Gary Vaynerchuk: World's greatest wine salesman

Eric Asimov is a great wine writer, but he missed the point with his interesting New York Times article about Gary Vaynerchuk.

And it's a point that the wine industry would do well to consider more deeply.

Asimov, and the headline writer, call Vaynerchuk a critic. It's not an unfair use of the word, as Vaynerchuk does criticize wine and does have a 10-book contract.

But that's like calling Carlos Zambrano a hitter, or Keanu Reeves a musician. It's not wrong, but it's not his main gig.

Vaynerchuk inherited a wine shop in New Jersey. He sells wine, both there and on the Internet. He's really good at it. But the sales story is more complex than that, and this is the part Asimov missed entirely.

The US wine sales industry has difficulty now moving wines over about $15 that aren't rated highly by Robert Parker or Wine Spectator. Having become dependent on the scores for point-of-sale (POS) signs, the industry has lost the ability to tell its own stories.

Vaynerchuk's shtick is brilliant because he can sell a wine that tastes weird, by turning its weirdness into a virtue. He might say a red wine tastes of pickle juice, but he likes it that way. And people will buy it.

In other words, anybody can sell a good wine. Vaynerchuk can sell a bad one; he can describe it accurately and people will buy it to see if they get that pickle juice note.

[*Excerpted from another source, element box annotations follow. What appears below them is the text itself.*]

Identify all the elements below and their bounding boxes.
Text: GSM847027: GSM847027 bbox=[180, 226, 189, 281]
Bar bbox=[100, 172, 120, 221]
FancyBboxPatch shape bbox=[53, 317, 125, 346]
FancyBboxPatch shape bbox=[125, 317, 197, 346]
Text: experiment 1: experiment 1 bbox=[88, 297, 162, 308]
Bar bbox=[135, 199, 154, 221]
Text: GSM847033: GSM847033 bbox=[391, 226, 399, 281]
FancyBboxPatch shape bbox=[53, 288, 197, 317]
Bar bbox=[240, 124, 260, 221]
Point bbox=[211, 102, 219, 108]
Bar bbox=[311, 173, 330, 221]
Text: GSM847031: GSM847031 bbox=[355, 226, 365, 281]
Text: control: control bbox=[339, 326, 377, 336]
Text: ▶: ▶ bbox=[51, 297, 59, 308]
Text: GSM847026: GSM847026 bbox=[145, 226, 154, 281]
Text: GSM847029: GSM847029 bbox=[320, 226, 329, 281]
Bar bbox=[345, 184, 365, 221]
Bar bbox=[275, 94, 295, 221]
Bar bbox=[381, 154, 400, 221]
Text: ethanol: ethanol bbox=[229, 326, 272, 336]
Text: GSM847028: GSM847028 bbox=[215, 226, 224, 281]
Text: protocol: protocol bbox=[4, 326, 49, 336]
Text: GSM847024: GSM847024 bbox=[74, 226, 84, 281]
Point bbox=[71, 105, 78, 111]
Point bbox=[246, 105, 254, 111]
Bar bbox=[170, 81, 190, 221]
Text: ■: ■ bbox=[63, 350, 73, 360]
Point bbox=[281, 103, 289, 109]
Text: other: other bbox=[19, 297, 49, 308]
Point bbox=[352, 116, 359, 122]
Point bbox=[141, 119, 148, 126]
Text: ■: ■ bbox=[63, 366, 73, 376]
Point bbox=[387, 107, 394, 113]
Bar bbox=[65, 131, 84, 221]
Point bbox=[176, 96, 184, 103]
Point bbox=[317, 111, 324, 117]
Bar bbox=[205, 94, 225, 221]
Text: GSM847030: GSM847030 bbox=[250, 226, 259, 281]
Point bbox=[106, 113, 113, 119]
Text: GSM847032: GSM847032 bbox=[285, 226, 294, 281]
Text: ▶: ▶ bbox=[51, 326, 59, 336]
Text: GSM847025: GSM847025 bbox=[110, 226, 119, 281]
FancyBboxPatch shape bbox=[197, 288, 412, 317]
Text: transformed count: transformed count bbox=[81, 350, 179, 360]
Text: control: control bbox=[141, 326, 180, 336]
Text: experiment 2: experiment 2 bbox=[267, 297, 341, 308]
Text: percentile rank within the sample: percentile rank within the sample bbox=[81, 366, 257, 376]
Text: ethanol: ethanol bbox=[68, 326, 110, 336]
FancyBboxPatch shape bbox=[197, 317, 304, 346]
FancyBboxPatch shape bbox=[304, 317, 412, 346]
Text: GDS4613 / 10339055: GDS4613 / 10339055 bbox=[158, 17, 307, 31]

You can't classify him with Jancis Robinson or Robert Parker, as Asimov does, because those two aren't actually trying to sell wine. It's a huge difference.

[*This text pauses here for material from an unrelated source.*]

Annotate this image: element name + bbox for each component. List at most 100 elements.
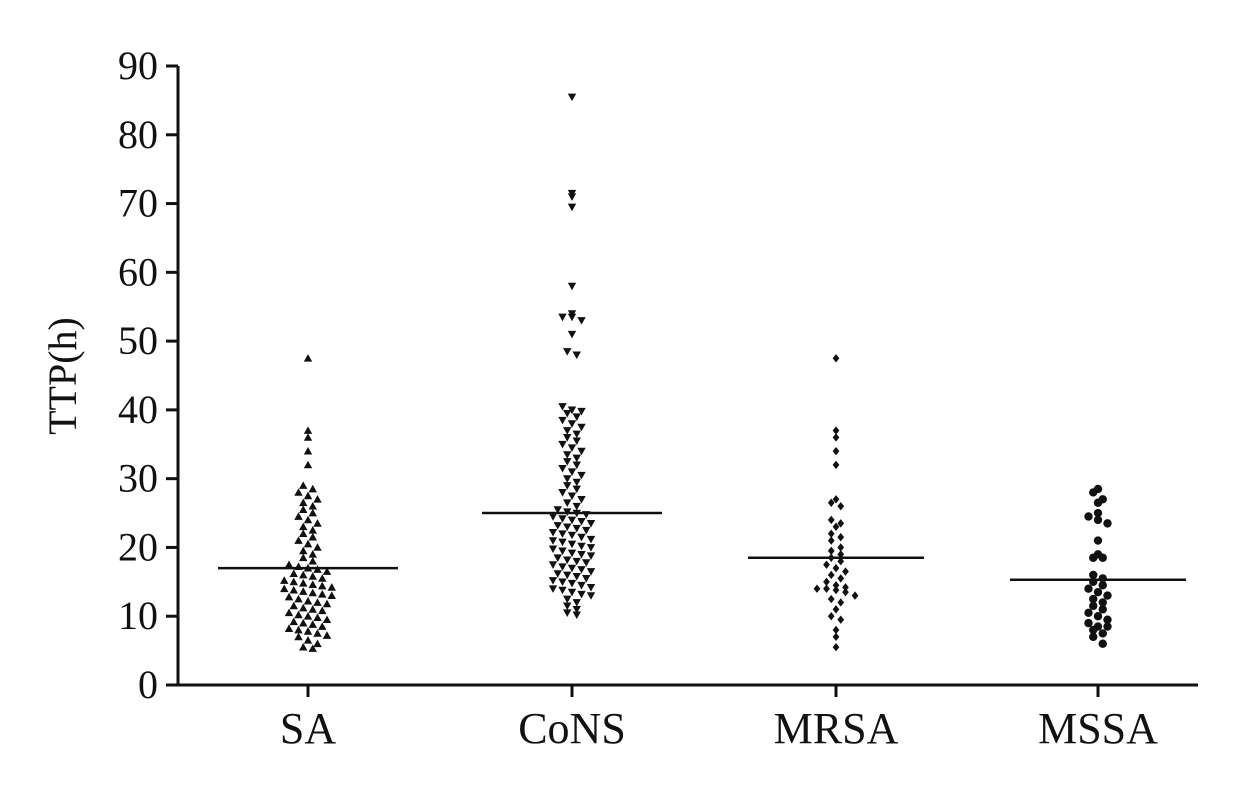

A good salesman is always energetic and enthusiastic, and turns everything into a positive. Brett's a good thing, it adds complexity! I love that green bean note, it makes me feel like I'm drinking a balanced meal!

The wine industry is still so fragile that all of us even loosely connected to it should root for anybody who can sell wine in any way. And a fact everyone knows, but nobody wants to say, is that there's far more mediocre wine than good wine.

If all that mediocre wine goes unsold, people lose their jobs, vineyards get uprooted, wineries get foreclosed.

Wines sold by Vaynerchuk benefit grape growers, enologists, forklift drivers, you name it. That's the main reason you won't find wine writers ripping the man, even if we disagree with his taste. Keep on doing what you're doing, Gary.

It's up to the industry to find or create more Garys. This is what Murphy Goode was up to in hiring a blogger for 6 months. But they looked in the wrong places.

Great Internet sales people like Gary won't come from the world of bloggers and critics -- he didn't. They will already be sales people who just haven't had a big enough stage yet.